Coinbase CEO wants engineers to continue using TokenMax while keeping AI costs down.
In a Friday post on X, CEO Brian Armstrong outlined five ways crypto exchanges can keep AI costs low.
The first of his five strategies was to choose a better default LLM (the model most engineers use by default when sending prompts). He said Coinbase is experimenting with a Chinese-made LLM as the default, which is significantly cheaper than models from leading U.S. AI labs like Anthropic and OpenAI.
“We are experimenting with defaulting to open-weight models like GLM 5.2 and Kimi 2.7 via the LLM Gateway, while also encouraging engineers to choose the model appropriate for the task,” Armstrong wrote.
GLM 5.2 and Kimi 2.7 are models developed by Chinese AI research institute Z.ai and Moonshot AI, respectively.
His second strategy, which he talked about in early June, is to route prompts to the most appropriate model based on difficulty.

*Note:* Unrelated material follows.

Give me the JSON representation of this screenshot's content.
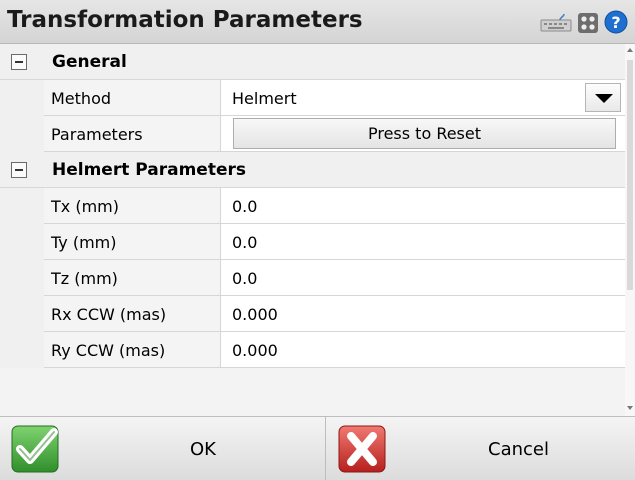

“For example, a frontier model may be necessary for planning, but undesirable for execution because it may be overkill,” he writes. “Ultimately, humans shouldn’t choose models; AI can automate this task.”
The third tip was to use better caching, a technique to reduce inference costs.
Fourth, avoid wasting context, which means starting a new session when switching between tasks.
And his final strategy is to improve visibility into AI spending across the company. This means that all of his engineers can use as many tokens as they want, but can see their usage. Coinbase hopes that employees will see a “bigger impact” by spending more on AI.
At the end of his post, Armstrong included a chart tracking the company’s token usage and AI spending over time, but did not specify an exact timeline. This graph shows that while token usage has recently reached one of the highest levels in the company’s history, spending on AI has fallen significantly to nearly half of its peak.
“The goal is not to curb usage; it is to build infrastructure that makes rapid growth sustainable,” he wrote.
Armstrong’s post comes less than two months after Coinbase laid off 14% of its staff, in part as AI changes the way people work.
“Over the past year, we’ve seen engineers leverage AI to ship work in days that previously took teams weeks,” Armstrong said in a May post, adding, “The pace at which small, focused teams can accomplish it has changed dramatically.”
His strategy to reduce AI costs is consistent with the industry. The industry is moving away from the trend of short-term token maxing and favors imposing usage caps on employees to curb rampant token consumption.